J’ajoute, ou plutôt je viens déjà d’indiquer, que ces quatre récits ne sont pas d’une valeur égale, car ils ne sont pas à égale distance de la source. Le plus ancien évangile est celui qui est le second dans nos recueils, et qui porte le nom de Marc. Celui qui porte le nom de Matthieu n’en est guère qu’un remaniement. Le troisième a été évidemment composé plus tard, dans un esprit qui s’éloigne beaucoup de celui du récit primitif. Le quatrième en est bien plus loin encore, et il a un caractère tout à fait à part, qui l’a fait toujours opposer aux trois premiers, pris ensemble.

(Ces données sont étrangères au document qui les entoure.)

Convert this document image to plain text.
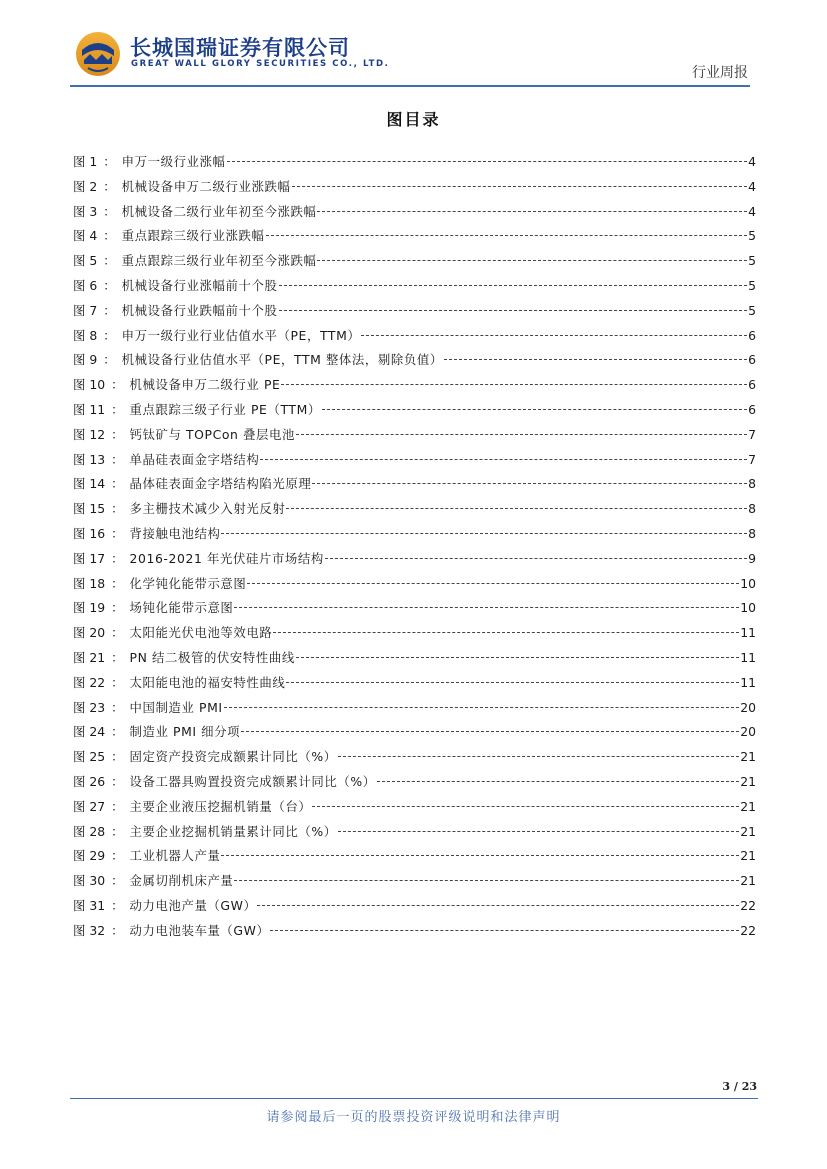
长城国瑞证券有限公司
GREAT WALL GLORY SECURITIES CO., LTD.
行业周报
图目录
图 1 ： 申万一级行业涨幅	4
图 2 ： 机械设备申万二级行业涨跌幅	4
图 3 ： 机械设备二级行业年初至今涨跌幅	4
图 4 ： 重点跟踪三级行业涨跌幅	5
图 5 ： 重点跟踪三级行业年初至今涨跌幅	5
图 6 ： 机械设备行业涨幅前十个股	5
图 7 ： 机械设备行业跌幅前十个股	5
图 8 ： 申万一级行业行业估值水平（PE，TTM）	6
图 9 ： 机械设备行业估值水平（PE，TTM 整体法，剔除负值）	6
图 10 ： 机械设备申万二级行业 PE	6
图 11 ： 重点跟踪三级子行业 PE（TTM）	6
图 12 ： 钙钛矿与 TOPCon 叠层电池	7
图 13 ： 单晶硅表面金字塔结构	7
图 14 ： 晶体硅表面金字塔结构陷光原理	8
图 15 ： 多主栅技术减少入射光反射	8
图 16 ： 背接触电池结构	8
图 17 ： 2016-2021 年光伏硅片市场结构	9
图 18 ： 化学钝化能带示意图	10
图 19 ： 场钝化能带示意图	10
图 20 ： 太阳能光伏电池等效电路	11
图 21 ： PN 结二极管的伏安特性曲线	11
图 22 ： 太阳能电池的福安特性曲线	11
图 23 ： 中国制造业 PMI	20
图 24 ： 制造业 PMI 细分项	20
图 25 ： 固定资产投资完成额累计同比（%）	21
图 26 ： 设备工器具购置投资完成额累计同比（%）	21
图 27 ： 主要企业液压挖掘机销量（台）	21
图 28 ： 主要企业挖掘机销量累计同比（%）	21
图 29 ： 工业机器人产量	21
图 30 ： 金属切削机床产量	21
图 31 ： 动力电池产量（GW）	22
图 32 ： 动力电池装车量（GW）	22
3 / 23
请参阅最后一页的股票投资评级说明和法律声明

L’auteur de la Vie de Jésus sait tout cela aussi bien que personne, et j’aurais pu étayer de renvois à son livre chacune des phrases que je viens d’écrire ; mais comment concilier ces vues avec la supposition que le quatrième évangile puisse être à peu près de la main d’un homme qui n’a pas quitté Jésus ? La critique embarrassée demeure nécessairement flottante, elle va et vient d’une idée à l’autre sans se fixer.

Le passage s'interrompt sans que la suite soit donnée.